I told him that it was
“cute” that he can all of a sudden write me more than a one word text message saying “sup” especially after the week before he was so chatty he didn’t want to text me he HAD to call me on the phone. To which i then told him what an ASSHOLE he was for being so over dramatic about me simply speaking my mind about a joke I was sick of hearing and that he was clearly one of those people that doesn’t like when people speak their mind ESPECIALLY women he is interested in. I then proceeded to tell him that YES we were done talking because I was sick of his shit.
He then wrote me telling me all sorts of BS and digging himself into a deeper hole in my book… and the end result was him telling me–
” Listen I am not going to bicker about this through a text message. We can either move on and keep talking or move on all together. So if you want to continue talking, that is great, and if not, good luck”
And I wrote back–
“Nah i’m good. I’d rather not get to know you anymore.”
and he says–
“Great, then it was no big loss. :D”
And put a fucking smiley face emoji… so cute… such a nice guy..

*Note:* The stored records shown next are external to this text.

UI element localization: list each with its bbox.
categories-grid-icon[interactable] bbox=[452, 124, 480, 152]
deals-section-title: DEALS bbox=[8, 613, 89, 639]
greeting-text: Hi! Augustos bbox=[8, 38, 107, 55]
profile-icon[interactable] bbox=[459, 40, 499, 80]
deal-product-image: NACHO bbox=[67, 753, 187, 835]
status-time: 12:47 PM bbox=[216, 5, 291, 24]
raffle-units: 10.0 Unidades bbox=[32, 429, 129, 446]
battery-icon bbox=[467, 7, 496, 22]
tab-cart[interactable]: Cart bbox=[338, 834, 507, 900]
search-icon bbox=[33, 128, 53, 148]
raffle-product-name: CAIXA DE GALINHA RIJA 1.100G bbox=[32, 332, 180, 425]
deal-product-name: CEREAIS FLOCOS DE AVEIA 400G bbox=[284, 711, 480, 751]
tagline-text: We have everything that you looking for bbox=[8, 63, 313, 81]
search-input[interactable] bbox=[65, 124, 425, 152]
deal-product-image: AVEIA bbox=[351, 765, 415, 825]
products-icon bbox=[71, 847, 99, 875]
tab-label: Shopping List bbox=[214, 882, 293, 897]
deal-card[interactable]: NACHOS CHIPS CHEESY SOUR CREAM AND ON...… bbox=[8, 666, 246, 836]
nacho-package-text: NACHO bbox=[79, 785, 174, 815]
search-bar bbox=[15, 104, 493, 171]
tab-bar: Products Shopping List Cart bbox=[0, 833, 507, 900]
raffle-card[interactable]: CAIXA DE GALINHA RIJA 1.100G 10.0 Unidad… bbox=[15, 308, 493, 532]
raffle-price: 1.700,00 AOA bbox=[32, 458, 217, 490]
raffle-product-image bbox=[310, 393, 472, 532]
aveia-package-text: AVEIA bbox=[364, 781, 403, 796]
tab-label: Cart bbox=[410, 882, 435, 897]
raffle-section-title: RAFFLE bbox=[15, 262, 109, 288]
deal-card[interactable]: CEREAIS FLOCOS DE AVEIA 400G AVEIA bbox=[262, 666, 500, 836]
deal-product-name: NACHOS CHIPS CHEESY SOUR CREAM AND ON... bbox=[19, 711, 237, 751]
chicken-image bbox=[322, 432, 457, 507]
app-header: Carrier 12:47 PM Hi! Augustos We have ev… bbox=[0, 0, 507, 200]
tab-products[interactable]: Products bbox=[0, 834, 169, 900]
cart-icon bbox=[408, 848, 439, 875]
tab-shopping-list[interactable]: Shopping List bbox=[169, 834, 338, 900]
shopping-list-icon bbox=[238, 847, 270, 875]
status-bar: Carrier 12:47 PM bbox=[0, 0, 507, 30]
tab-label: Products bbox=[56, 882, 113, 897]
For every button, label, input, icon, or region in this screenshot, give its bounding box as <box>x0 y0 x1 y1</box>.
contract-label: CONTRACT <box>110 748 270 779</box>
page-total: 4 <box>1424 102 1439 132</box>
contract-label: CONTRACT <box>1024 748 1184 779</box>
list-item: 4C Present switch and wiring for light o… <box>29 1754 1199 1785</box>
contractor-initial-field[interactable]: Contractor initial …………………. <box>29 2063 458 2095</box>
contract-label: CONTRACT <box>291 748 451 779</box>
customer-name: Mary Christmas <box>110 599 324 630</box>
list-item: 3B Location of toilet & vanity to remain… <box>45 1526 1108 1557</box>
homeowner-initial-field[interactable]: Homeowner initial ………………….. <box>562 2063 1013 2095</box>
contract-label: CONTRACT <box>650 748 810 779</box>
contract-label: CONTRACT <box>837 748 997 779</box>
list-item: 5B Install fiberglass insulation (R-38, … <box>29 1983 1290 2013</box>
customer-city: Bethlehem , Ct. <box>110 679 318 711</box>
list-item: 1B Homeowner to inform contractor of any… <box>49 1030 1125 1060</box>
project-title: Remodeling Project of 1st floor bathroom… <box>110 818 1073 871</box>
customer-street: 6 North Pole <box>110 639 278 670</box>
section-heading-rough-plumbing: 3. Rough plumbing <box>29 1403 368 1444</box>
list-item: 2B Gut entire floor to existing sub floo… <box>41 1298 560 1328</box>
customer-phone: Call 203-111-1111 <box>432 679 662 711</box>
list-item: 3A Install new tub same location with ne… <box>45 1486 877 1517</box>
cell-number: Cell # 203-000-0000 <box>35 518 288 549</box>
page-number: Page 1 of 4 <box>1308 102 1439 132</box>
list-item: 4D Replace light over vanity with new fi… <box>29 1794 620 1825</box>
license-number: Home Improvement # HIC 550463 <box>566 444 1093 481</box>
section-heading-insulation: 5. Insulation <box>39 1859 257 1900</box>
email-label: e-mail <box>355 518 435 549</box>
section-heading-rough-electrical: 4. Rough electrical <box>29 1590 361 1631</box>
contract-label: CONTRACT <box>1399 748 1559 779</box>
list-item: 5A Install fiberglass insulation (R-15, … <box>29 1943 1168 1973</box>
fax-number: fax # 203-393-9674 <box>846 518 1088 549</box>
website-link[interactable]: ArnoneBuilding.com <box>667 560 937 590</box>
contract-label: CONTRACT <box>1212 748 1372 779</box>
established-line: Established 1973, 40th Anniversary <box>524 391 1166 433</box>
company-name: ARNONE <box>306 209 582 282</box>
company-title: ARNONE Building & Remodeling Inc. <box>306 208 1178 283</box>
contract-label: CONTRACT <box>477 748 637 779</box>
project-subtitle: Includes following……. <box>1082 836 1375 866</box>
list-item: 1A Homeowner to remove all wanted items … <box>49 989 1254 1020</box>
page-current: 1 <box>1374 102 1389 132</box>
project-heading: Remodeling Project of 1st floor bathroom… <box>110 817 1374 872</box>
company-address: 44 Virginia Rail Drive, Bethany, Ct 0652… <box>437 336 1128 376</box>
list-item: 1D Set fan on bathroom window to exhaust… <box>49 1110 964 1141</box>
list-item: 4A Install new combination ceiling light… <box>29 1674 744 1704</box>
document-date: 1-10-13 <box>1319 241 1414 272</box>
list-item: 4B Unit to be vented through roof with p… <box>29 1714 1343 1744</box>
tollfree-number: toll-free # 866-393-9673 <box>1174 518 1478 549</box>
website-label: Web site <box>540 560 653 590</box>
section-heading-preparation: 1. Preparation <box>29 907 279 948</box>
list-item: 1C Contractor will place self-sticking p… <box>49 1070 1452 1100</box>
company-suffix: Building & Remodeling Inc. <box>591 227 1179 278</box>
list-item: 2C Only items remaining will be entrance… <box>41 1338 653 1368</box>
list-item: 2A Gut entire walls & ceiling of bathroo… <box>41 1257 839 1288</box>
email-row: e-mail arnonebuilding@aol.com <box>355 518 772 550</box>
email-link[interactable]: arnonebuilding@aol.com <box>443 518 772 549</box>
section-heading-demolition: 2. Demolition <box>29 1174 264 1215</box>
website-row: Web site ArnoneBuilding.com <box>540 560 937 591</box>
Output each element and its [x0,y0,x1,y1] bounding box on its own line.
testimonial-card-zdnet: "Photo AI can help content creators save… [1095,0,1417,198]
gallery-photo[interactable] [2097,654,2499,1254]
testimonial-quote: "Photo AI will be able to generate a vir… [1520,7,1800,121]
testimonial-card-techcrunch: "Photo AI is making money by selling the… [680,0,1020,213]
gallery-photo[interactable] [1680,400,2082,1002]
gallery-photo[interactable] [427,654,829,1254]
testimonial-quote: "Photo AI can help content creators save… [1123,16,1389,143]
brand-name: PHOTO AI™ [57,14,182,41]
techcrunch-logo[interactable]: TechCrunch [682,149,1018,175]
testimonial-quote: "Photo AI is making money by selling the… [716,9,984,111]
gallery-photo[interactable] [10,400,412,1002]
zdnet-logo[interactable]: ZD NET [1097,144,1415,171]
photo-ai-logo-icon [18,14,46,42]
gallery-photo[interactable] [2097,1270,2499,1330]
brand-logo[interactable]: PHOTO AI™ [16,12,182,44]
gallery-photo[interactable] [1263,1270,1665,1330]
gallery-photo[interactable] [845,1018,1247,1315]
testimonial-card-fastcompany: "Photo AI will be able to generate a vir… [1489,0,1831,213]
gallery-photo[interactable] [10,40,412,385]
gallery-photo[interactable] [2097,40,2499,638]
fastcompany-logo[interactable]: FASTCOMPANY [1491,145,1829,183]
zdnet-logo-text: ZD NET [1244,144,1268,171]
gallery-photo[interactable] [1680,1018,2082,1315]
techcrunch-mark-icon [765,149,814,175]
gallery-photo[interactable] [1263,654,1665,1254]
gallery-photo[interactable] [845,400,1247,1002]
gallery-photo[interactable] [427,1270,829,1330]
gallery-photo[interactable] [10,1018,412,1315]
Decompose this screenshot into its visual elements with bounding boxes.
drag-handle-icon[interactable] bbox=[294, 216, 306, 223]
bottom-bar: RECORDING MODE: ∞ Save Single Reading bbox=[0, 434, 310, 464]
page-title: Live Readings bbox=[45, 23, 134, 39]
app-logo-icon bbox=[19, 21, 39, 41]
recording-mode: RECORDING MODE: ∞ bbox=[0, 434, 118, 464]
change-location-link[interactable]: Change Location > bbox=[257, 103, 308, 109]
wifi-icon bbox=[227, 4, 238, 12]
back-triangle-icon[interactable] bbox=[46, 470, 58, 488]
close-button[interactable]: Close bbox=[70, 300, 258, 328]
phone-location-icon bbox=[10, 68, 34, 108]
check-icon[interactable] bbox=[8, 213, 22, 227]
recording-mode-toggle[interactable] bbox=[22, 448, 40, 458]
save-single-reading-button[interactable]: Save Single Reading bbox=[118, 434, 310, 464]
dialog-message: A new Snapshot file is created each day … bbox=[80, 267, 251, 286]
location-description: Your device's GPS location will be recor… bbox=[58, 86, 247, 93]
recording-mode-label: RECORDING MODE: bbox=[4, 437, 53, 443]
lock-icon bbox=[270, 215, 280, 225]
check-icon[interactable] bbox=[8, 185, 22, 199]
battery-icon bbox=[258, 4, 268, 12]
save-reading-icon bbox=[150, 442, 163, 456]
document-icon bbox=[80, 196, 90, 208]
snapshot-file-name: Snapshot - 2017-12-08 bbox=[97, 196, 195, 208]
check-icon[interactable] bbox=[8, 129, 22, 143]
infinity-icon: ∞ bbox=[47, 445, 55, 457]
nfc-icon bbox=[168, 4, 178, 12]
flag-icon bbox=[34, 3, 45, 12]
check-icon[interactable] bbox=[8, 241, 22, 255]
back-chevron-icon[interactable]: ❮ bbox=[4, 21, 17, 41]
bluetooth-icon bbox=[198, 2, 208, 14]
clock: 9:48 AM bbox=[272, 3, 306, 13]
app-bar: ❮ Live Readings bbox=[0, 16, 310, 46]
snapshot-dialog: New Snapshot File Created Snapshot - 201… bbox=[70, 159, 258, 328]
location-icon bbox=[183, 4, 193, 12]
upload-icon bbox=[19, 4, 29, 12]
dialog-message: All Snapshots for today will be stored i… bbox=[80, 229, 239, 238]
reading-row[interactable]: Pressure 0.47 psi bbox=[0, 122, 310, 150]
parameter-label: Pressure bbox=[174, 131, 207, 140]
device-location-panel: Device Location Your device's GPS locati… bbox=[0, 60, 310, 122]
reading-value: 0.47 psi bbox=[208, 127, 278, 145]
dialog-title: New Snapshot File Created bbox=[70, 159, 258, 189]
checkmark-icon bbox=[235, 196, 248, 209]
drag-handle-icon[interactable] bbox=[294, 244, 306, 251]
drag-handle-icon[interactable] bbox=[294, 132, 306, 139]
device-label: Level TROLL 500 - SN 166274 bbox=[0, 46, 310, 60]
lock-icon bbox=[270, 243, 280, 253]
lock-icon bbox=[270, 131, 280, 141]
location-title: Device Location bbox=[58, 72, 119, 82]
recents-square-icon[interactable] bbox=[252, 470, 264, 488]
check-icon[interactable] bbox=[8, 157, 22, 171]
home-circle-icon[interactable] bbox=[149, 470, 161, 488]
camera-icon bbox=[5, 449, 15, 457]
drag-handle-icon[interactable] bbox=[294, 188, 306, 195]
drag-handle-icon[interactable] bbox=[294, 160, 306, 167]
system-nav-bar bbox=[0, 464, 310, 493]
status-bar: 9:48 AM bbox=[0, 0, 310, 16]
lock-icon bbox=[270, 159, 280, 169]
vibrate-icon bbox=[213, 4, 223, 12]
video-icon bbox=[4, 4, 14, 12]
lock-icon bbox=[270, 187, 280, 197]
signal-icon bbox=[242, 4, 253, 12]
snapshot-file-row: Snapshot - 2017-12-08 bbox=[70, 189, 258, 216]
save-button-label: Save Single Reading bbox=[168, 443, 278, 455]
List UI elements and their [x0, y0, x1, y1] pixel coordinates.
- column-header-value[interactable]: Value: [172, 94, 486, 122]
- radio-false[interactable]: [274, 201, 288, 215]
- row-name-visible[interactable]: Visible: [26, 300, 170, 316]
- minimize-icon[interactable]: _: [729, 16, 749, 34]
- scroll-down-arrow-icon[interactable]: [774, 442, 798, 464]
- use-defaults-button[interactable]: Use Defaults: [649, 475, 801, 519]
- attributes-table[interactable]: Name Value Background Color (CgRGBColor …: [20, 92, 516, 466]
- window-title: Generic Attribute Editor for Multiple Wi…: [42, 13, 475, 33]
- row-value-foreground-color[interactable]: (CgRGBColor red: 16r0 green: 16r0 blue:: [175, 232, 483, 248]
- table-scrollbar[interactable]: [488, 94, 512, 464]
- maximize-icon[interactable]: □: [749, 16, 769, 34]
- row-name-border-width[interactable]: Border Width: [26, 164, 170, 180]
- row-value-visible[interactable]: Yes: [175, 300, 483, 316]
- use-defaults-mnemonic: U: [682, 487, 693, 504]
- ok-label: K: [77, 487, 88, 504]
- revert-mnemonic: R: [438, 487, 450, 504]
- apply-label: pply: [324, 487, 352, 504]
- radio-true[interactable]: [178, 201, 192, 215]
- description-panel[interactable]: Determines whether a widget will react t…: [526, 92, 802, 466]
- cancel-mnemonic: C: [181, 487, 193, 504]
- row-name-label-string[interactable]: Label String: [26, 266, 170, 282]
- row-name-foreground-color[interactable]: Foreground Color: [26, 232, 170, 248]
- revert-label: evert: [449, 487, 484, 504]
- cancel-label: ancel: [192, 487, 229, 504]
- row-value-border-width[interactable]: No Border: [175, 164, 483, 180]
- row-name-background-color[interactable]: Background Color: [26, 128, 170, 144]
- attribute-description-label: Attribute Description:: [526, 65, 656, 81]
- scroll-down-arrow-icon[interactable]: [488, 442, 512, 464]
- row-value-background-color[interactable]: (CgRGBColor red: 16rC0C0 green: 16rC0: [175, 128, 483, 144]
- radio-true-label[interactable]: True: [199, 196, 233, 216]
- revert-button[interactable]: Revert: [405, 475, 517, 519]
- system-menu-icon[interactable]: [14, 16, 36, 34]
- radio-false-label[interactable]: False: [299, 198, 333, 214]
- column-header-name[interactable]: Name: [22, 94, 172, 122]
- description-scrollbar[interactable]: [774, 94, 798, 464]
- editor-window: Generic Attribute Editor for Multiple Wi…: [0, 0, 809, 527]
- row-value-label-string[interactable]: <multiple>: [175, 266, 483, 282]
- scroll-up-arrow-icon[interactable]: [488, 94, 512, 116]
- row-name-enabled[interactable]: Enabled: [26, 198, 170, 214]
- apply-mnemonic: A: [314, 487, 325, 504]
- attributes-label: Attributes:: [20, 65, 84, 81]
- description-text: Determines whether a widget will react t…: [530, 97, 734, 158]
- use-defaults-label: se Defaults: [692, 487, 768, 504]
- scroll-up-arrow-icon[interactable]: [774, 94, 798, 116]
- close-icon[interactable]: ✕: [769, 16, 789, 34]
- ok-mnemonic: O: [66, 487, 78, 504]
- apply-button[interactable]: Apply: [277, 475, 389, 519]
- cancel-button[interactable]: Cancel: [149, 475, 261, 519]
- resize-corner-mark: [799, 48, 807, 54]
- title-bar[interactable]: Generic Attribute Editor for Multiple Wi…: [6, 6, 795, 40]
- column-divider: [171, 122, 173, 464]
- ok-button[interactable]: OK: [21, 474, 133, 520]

This boy – i cannot even call him a man even at 30- got his FEELINGS hurt by me and then decided instead of talking about the situation it was easier to turn the blame onto me and make me look like and act like some crazy psycho woman. Well I am not and that is one thing I DO know.
Do not ever treat me like a child.
Do not even treat me like I do not have my own, valid opinions.
Do not ever, ever make me out to be a crazy person because of my opinions and emotions because then you will see a crazy person. You know will know what being blown up on is.